I am trying to wrap my head around a certain topic in my notes, but it seems very confusing.

Let $$X$$ a continuous random variable whose distribution function $$F_X$$ is strictly increasing on the possible values of $$X$$. Then $$F_X$$ has an inverse function. [Agreed]

Let $$U = F_X(X)$$, then for $$u \in [0,1]$$ we wish to find $$F_U(u)$$: Since $$F_U(u) = P[U\leq u]:$$ $$P[U \leq u] = P[F_X(X)\leq u] \; \; \; \; \ \;\;\;(1)$$ $$= P[X \leq F_X^{-1}(u)]\; \; \; \; \ \;\;\;(2)$$ $$= F_X(F_X^{-1}(u))=u\; \; \; \; \ \;\;\; (3)$$

I am probably missing something super obvious, but I am confused by the above 3 steps.

From $$(1)$$ to $$(2)$$ - I recognise that we defined $$U = F_X(X)$$, so the LHS is fine. But the right hand side of the inequality in $$(2)$$, how exactly does that make sense?

From $$(2)$$ to $$(3)$$, I think it is saying this is just the CDF of $$U? IS that correct?

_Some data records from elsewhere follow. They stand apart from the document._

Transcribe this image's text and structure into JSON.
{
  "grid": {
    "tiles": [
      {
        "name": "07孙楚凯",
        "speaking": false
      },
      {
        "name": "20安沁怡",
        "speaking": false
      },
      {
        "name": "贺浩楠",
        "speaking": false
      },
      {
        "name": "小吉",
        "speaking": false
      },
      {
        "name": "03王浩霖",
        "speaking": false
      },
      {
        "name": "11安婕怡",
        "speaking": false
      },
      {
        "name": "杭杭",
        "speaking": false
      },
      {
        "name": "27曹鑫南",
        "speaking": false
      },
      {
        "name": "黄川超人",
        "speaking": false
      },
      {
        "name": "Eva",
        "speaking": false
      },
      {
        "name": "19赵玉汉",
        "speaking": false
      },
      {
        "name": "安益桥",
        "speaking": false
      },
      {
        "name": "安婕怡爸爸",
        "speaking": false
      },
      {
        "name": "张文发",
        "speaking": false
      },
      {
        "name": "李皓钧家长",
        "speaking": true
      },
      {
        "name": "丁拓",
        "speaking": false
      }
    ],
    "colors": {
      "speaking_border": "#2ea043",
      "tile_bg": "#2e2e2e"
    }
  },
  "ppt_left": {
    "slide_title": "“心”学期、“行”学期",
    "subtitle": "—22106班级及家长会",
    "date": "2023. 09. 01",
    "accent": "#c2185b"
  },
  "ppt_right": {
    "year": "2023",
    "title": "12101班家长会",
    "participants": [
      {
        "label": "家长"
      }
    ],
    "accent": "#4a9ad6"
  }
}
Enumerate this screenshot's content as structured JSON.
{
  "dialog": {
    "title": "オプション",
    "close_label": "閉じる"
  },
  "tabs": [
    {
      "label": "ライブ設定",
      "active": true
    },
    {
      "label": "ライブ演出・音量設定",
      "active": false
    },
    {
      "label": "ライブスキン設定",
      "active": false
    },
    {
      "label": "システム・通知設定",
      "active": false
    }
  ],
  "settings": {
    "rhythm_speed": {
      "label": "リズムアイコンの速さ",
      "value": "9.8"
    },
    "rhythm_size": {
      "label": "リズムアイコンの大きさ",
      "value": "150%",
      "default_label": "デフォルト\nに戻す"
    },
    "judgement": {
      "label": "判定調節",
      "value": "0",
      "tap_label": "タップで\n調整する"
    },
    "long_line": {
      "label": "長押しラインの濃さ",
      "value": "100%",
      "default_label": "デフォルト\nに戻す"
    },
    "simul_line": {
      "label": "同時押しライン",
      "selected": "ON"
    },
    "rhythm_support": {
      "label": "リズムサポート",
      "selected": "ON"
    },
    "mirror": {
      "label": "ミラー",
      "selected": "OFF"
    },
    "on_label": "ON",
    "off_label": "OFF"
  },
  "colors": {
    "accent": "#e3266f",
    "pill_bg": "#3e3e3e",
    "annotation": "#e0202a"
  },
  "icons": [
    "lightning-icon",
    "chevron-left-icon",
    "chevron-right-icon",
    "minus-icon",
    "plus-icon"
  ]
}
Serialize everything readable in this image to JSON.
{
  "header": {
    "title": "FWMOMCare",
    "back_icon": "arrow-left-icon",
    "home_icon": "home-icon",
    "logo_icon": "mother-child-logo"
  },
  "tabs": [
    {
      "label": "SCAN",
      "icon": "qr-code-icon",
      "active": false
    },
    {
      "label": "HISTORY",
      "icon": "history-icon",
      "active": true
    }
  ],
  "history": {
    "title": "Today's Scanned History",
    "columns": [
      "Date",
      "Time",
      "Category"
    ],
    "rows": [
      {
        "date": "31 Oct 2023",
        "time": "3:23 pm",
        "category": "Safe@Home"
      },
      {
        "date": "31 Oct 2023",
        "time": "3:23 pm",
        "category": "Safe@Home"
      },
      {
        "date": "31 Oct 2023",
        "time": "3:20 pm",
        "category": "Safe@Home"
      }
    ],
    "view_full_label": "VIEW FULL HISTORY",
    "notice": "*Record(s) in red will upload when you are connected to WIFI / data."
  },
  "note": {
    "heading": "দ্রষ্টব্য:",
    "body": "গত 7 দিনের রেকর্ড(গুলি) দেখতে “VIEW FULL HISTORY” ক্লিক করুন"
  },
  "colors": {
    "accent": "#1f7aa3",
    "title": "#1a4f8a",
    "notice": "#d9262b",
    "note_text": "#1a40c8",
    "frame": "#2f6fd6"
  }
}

And the inverse cancels with $$F_X$$ to leave $$u$$.

I.e., $$F_U(u) = u$$

• Eq 2 should be P(X<= ...) Oct 23 '19 at 4:32
• I'm quite certain this is covered by answers already on site. Oct 23 '19 at 5:06
• Search for 'inverse CDF method'. Many hits. Oct 23 '19 at 8:18
• Perhaps a more effective search is Probability Integral Transform.
– whuber
Oct 23 '19 at 15:42

First, for $$F_X^{-1}$$ to exist, $$F_X$$ must be strictly increasing and continuous.
Second, if $$F_X(X)\le u$$, then, $$F_X$$ being increasing, $$F_X^{-1}$$ is also increasing, hence $$F_X^{-1}(F_X(X))\le F_X^{-1}(u)$$ by applying $$F_X^{-1}$$ to both sides of the inequality.
Third, since $$F_X^{-1}$$ is the inverse function, $$F_X^{-1}(F_X(X))=X$$ hence the event $$U\le u$$ is the same as the event $$X\le F_X^{-1}(u)$$ which has probability$$F_X(F_X^{-1}(u))=u$$
In conclusion, $$U=F_X(X)$$ is thus distributed as $$\mathcal U(0,1)$$ when $$X\sim F_X$$.